Tante chiese ed edifici conservano tracce della storia - romana, pisana,
catalana - di cui la città è stata protagonista. Sulla collina si
sviluppa la città medioevale, di cui rimangono parte delle torri e
dei baluardi; la maggior parte delle fortificazioni furono però abbattute
nel 1860, quando Cagliari perse definitivamente le caratteristiche
della piazzaforte militare e si dotò, prima città italiana, di un
piano regolatore che diede forma ai quartieri moderni. Se passeggerete
fino alla terrazza Umberto I potrete godervi il panorama della città
e del golfo.
Tra i tanti luoghi che valgono una visita se ne può citare uno che,
più di altri, è legato alla storia della pesca: il Santuario di Bonaria,
dedicato alla Madonna protettrice dei marinai, costituito da una parte
iniziata nel Settecento e terminata in tempi più recenti che affianca
una chiesa del Trecento in stile gotico-catalano.
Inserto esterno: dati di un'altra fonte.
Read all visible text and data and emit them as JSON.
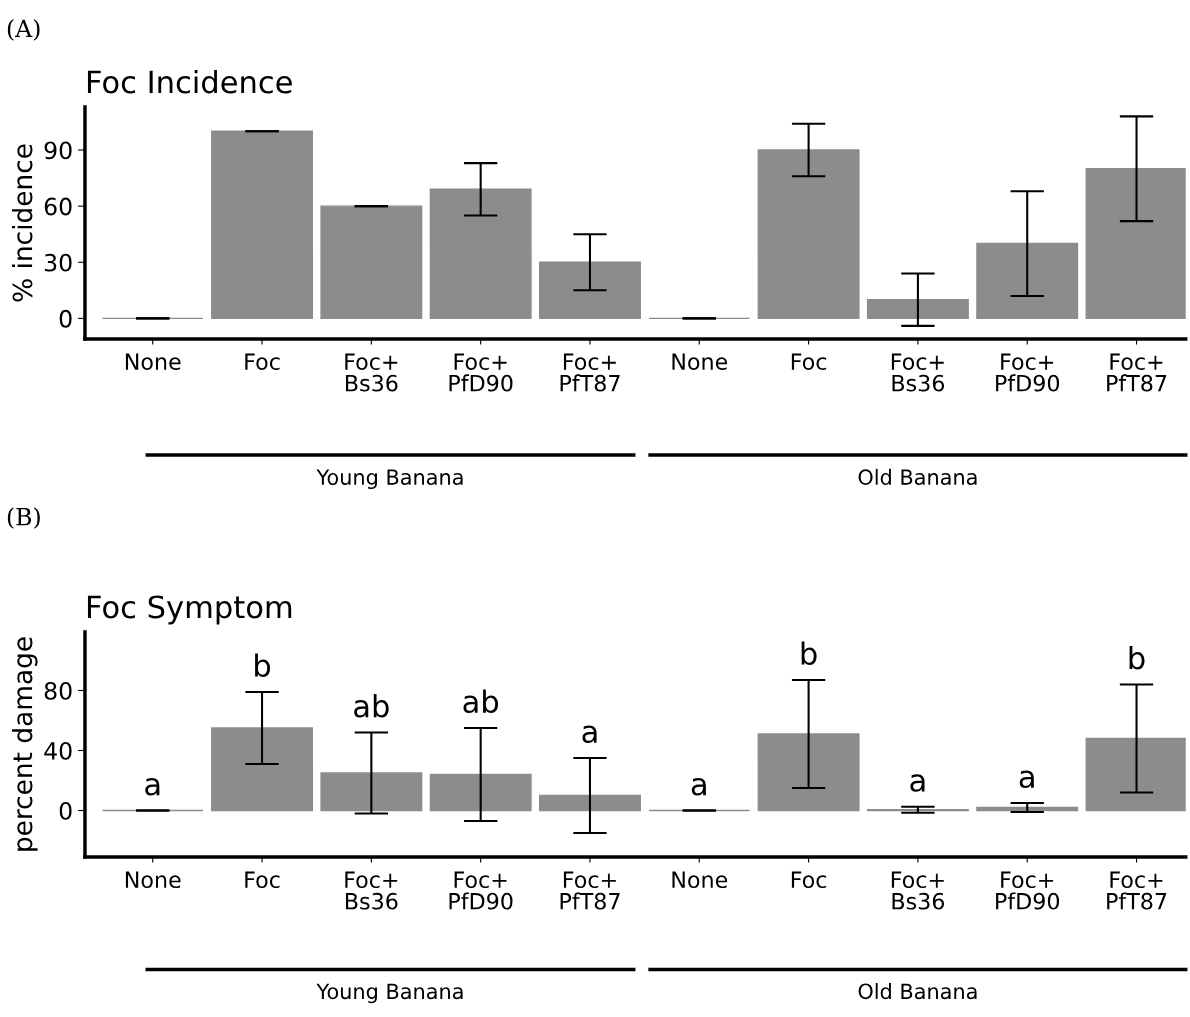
{
  "chart_data": [
    {
      "type": "bar",
      "title": "Foc Incidence",
      "ylabel": "% incidence",
      "categories": [
        "None",
        "Foc",
        "Foc+\nBs36",
        "Foc+\nPfD90",
        "Foc+\nPfT87",
        "None",
        "Foc",
        "Foc+\nBs36",
        "Foc+\nPfD90",
        "Foc+\nPfT87"
      ],
      "values": [
        0,
        100,
        60,
        69,
        30,
        0,
        90,
        10,
        40,
        80
      ],
      "errors": [
        0,
        0,
        0,
        14,
        15,
        0,
        14,
        14,
        28,
        28
      ],
      "color": "#8c8c8c",
      "ylim": [
        -11,
        113
      ],
      "yticks": [
        0,
        30,
        60,
        90
      ],
      "grid": false,
      "legend": false,
      "annotations": [
        "(A)",
        "Young Banana",
        "Old Banana"
      ]
    },
    {
      "type": "bar",
      "title": "Foc Symptom",
      "ylabel": "percent damage",
      "categories": [
        "None",
        "Foc",
        "Foc+\nBs36",
        "Foc+\nPfD90",
        "Foc+\nPfT87",
        "None",
        "Foc",
        "Foc+\nBs36",
        "Foc+\nPfD90",
        "Foc+\nPfT87"
      ],
      "values": [
        0,
        55,
        25,
        24,
        10,
        0,
        51,
        0.5,
        2,
        48
      ],
      "errors": [
        0,
        24,
        27,
        31,
        25,
        0,
        36,
        2,
        3,
        36
      ],
      "color": "#8c8c8c",
      "ylim": [
        -31,
        119
      ],
      "yticks": [
        0,
        40,
        80
      ],
      "grid": false,
      "legend": false,
      "annotations": [
        "(B)",
        "a",
        "b",
        "ab",
        "ab",
        "a",
        "a",
        "b",
        "a",
        "a",
        "b",
        "Young Banana",
        "Old Banana"
      ]
    }
  ]
}
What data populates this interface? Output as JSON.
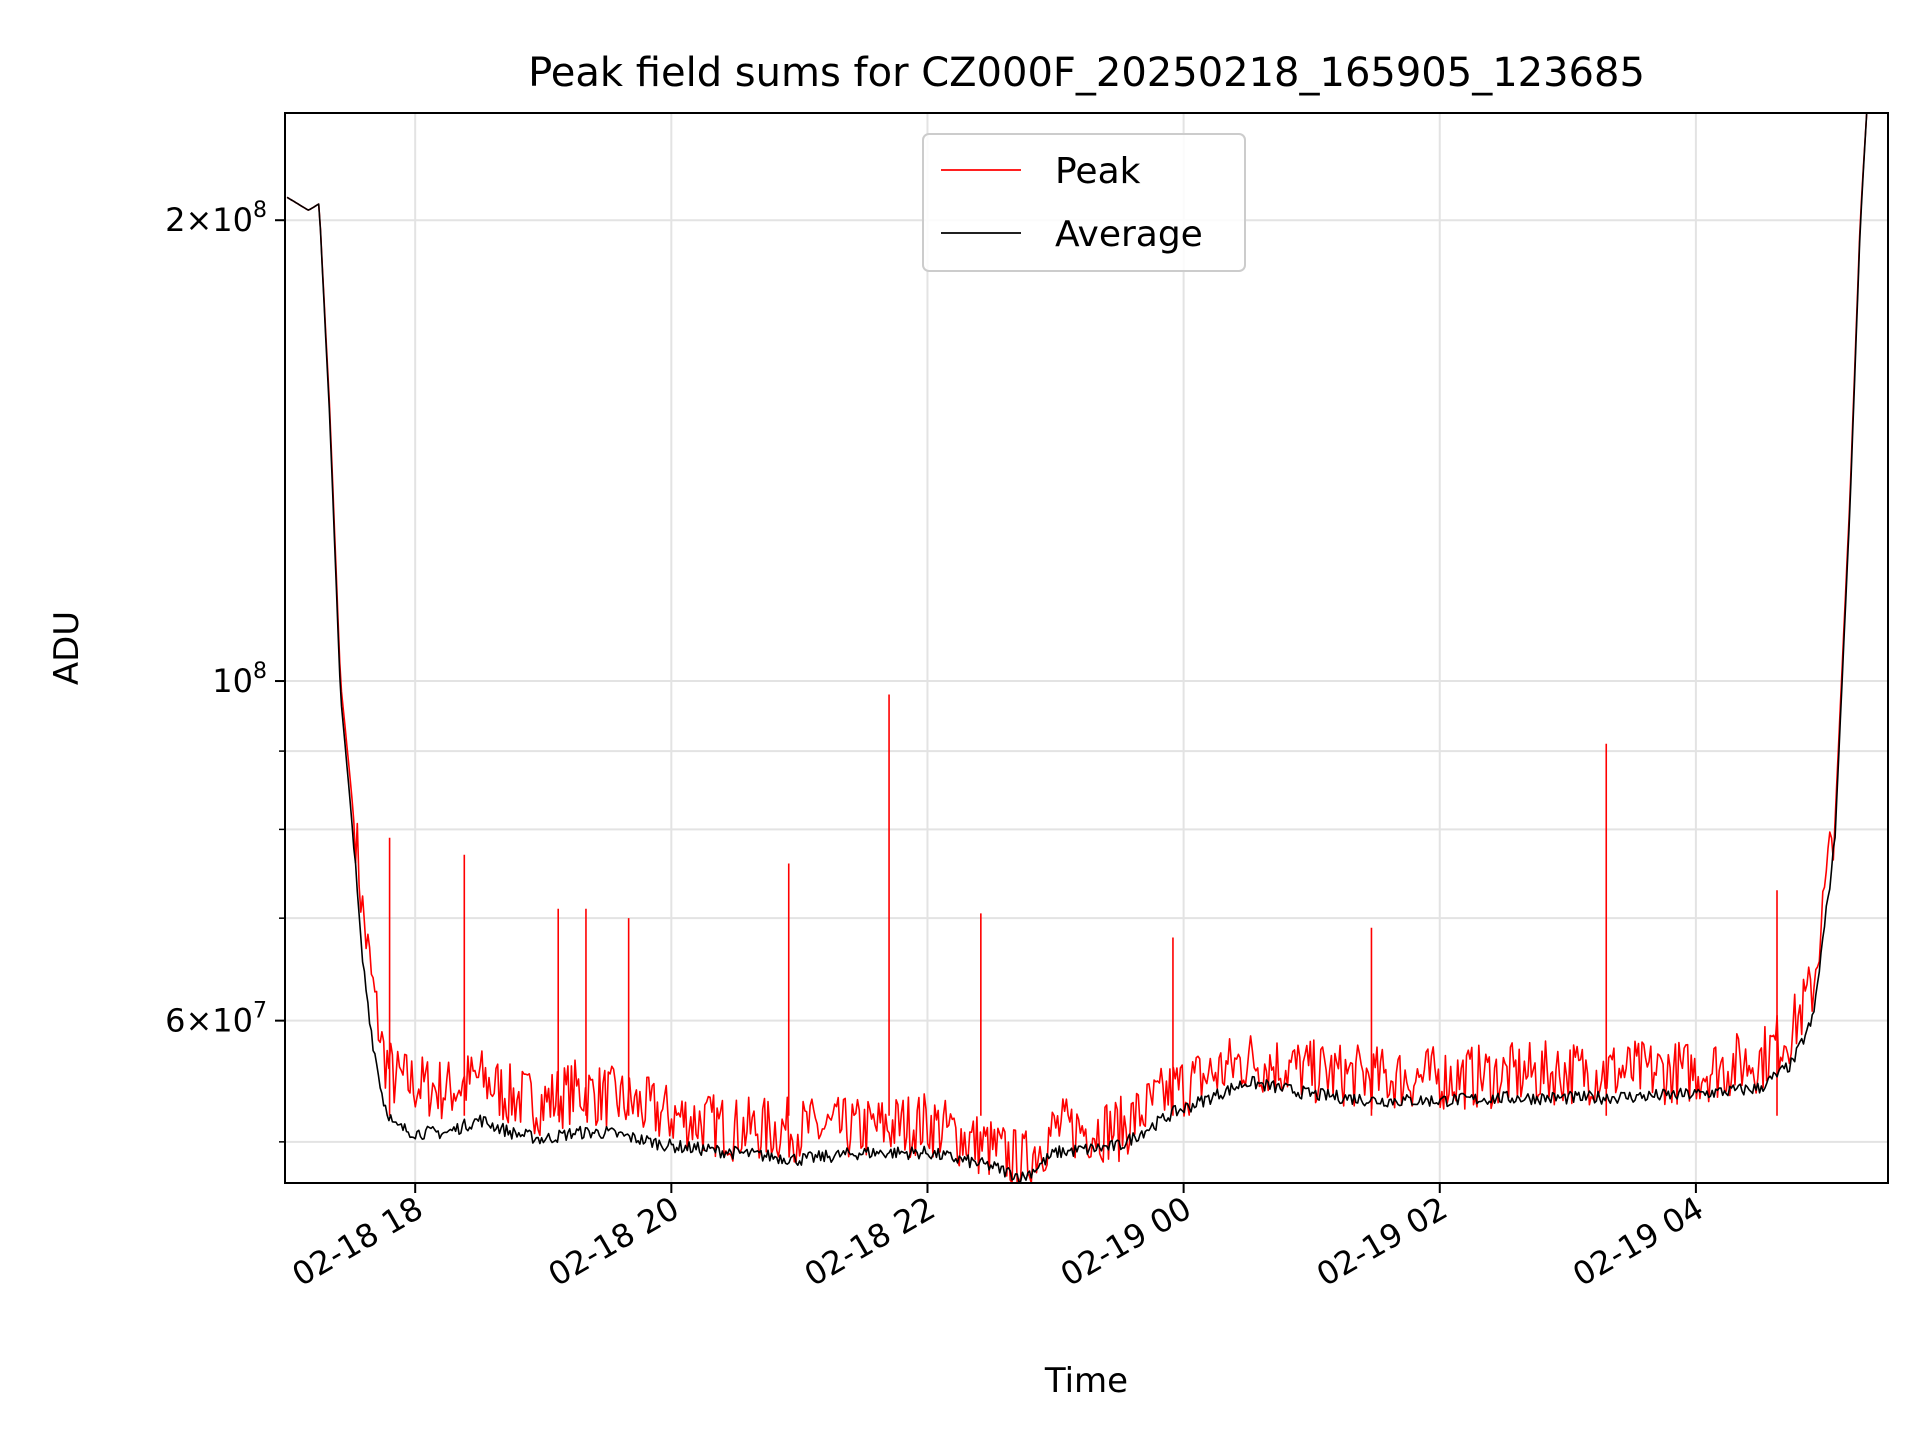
{
  "chart_data": {
    "type": "line",
    "title": "Peak field sums for CZ000F_20250218_165905_123685",
    "xlabel": "Time",
    "ylabel": "ADU",
    "yscale": "log",
    "xlim": [
      "2025-02-18 16:59",
      "2025-02-19 05:30"
    ],
    "ylim": [
      47000000,
      235000000
    ],
    "grid": true,
    "legend_position": "top-center",
    "x_tick_labels": [
      "02-18 18",
      "02-18 20",
      "02-18 22",
      "02-19 00",
      "02-19 02",
      "02-19 04"
    ],
    "y_tick_labels": [
      {
        "value": 200000000,
        "mantissa": "2",
        "exponent": "8"
      },
      {
        "value": 100000000,
        "mantissa": "",
        "exponent": "8"
      },
      {
        "value": 60000000,
        "mantissa": "6",
        "exponent": "7"
      }
    ],
    "series": [
      {
        "name": "Peak",
        "color": "#ff0000",
        "x": [
          "2025-02-18 17:00",
          "2025-02-18 17:10",
          "2025-02-18 17:15",
          "2025-02-18 17:20",
          "2025-02-18 17:25",
          "2025-02-18 17:30",
          "2025-02-18 17:35",
          "2025-02-18 17:40",
          "2025-02-18 17:45",
          "2025-02-18 17:50",
          "2025-02-18 18:00",
          "2025-02-18 18:15",
          "2025-02-18 18:30",
          "2025-02-18 18:45",
          "2025-02-18 19:00",
          "2025-02-18 19:15",
          "2025-02-18 19:30",
          "2025-02-18 20:00",
          "2025-02-18 20:30",
          "2025-02-18 21:00",
          "2025-02-18 21:30",
          "2025-02-18 22:00",
          "2025-02-18 22:30",
          "2025-02-18 22:45",
          "2025-02-18 23:00",
          "2025-02-18 23:30",
          "2025-02-18 23:55",
          "2025-02-19 00:30",
          "2025-02-19 01:00",
          "2025-02-19 01:30",
          "2025-02-19 02:00",
          "2025-02-19 02:30",
          "2025-02-19 03:00",
          "2025-02-19 03:30",
          "2025-02-19 04:00",
          "2025-02-19 04:30",
          "2025-02-19 04:45",
          "2025-02-19 04:55",
          "2025-02-19 05:05",
          "2025-02-19 05:12",
          "2025-02-19 05:17",
          "2025-02-19 05:20"
        ],
        "y": [
          207000000,
          203000000,
          205000000,
          150000000,
          100000000,
          85000000,
          70000000,
          62000000,
          56000000,
          54000000,
          53500000,
          53000000,
          54000000,
          52500000,
          52000000,
          53000000,
          52500000,
          51000000,
          50000000,
          50000000,
          50000000,
          50500000,
          48500000,
          47500000,
          50000000,
          50000000,
          53000000,
          55500000,
          54500000,
          54000000,
          54000000,
          54200000,
          54500000,
          54500000,
          54500000,
          55500000,
          58000000,
          62000000,
          80000000,
          130000000,
          200000000,
          235000000
        ]
      },
      {
        "name": "Average",
        "color": "#000000",
        "x": [
          "2025-02-18 17:00",
          "2025-02-18 17:10",
          "2025-02-18 17:15",
          "2025-02-18 17:20",
          "2025-02-18 17:25",
          "2025-02-18 17:30",
          "2025-02-18 17:35",
          "2025-02-18 17:40",
          "2025-02-18 17:45",
          "2025-02-18 17:50",
          "2025-02-18 18:00",
          "2025-02-18 18:15",
          "2025-02-18 18:30",
          "2025-02-18 18:45",
          "2025-02-18 19:00",
          "2025-02-18 19:15",
          "2025-02-18 19:30",
          "2025-02-18 20:00",
          "2025-02-18 20:30",
          "2025-02-18 21:00",
          "2025-02-18 21:30",
          "2025-02-18 22:00",
          "2025-02-18 22:30",
          "2025-02-18 22:45",
          "2025-02-18 23:00",
          "2025-02-18 23:30",
          "2025-02-18 23:55",
          "2025-02-19 00:30",
          "2025-02-19 01:00",
          "2025-02-19 01:30",
          "2025-02-19 02:00",
          "2025-02-19 02:30",
          "2025-02-19 03:00",
          "2025-02-19 03:30",
          "2025-02-19 04:00",
          "2025-02-19 04:30",
          "2025-02-19 04:45",
          "2025-02-19 04:55",
          "2025-02-19 05:05",
          "2025-02-19 05:12",
          "2025-02-19 05:17",
          "2025-02-19 05:20"
        ],
        "y": [
          207000000,
          203000000,
          205000000,
          148000000,
          98000000,
          82000000,
          66000000,
          58000000,
          53000000,
          51000000,
          50500000,
          50500000,
          51500000,
          50500000,
          50000000,
          50500000,
          50500000,
          49500000,
          49000000,
          48500000,
          49000000,
          49000000,
          48000000,
          47200000,
          49000000,
          49500000,
          52000000,
          54500000,
          53500000,
          53000000,
          53000000,
          53200000,
          53200000,
          53300000,
          53500000,
          54000000,
          56000000,
          60000000,
          78000000,
          128000000,
          198000000,
          235000000
        ]
      }
    ],
    "spikes": [
      {
        "series": "Peak",
        "x": "2025-02-18 17:48",
        "y": 79000000
      },
      {
        "series": "Peak",
        "x": "2025-02-18 18:23",
        "y": 77000000
      },
      {
        "series": "Peak",
        "x": "2025-02-18 19:07",
        "y": 71000000
      },
      {
        "series": "Peak",
        "x": "2025-02-18 19:20",
        "y": 71000000
      },
      {
        "series": "Peak",
        "x": "2025-02-18 19:40",
        "y": 70000000
      },
      {
        "series": "Peak",
        "x": "2025-02-18 20:55",
        "y": 76000000
      },
      {
        "series": "Peak",
        "x": "2025-02-18 21:42",
        "y": 98000000
      },
      {
        "series": "Peak",
        "x": "2025-02-18 22:25",
        "y": 70500000
      },
      {
        "series": "Peak",
        "x": "2025-02-18 23:55",
        "y": 68000000
      },
      {
        "series": "Peak",
        "x": "2025-02-19 01:28",
        "y": 69000000
      },
      {
        "series": "Peak",
        "x": "2025-02-19 03:18",
        "y": 91000000
      },
      {
        "series": "Peak",
        "x": "2025-02-19 04:38",
        "y": 73000000
      }
    ]
  }
}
Negli immediati dintorni potrete poi visitare lo stagno di Molentargius,
dove nidificano rarissime specie di uccelli ed è possibile osservare
da vicino buona parte dell'avifauna europea, in particolare i fenicotteri
rosa - sa genti arrubia (il popolo rosso) - diventati ormai
uno dei simboli della città.
Tra le tante ricorrenze cagliaritane si può segnalarne una che testimonia
l'antico legame col mare: la processione in mare che organizzano la
prima domenica di luglio per festeggiare Nostra Signora di Bonaria.
Tra le specialità gastronomiche sarde è impossibile non menzionare
la bottarga, l'aragosta al forno, preparata con prezzemolo e succo
di limone, il tonno arrosto, macerato in una marinata di olio, cipolla,
prezzemolo, aceto, e un po' di lardo. Un piatto meno noto è la burrida,
una salsa a base di fegato, aglio, prezzemolo, aceto, noci e pangrattato
che viene versata su un gattuccio lessato.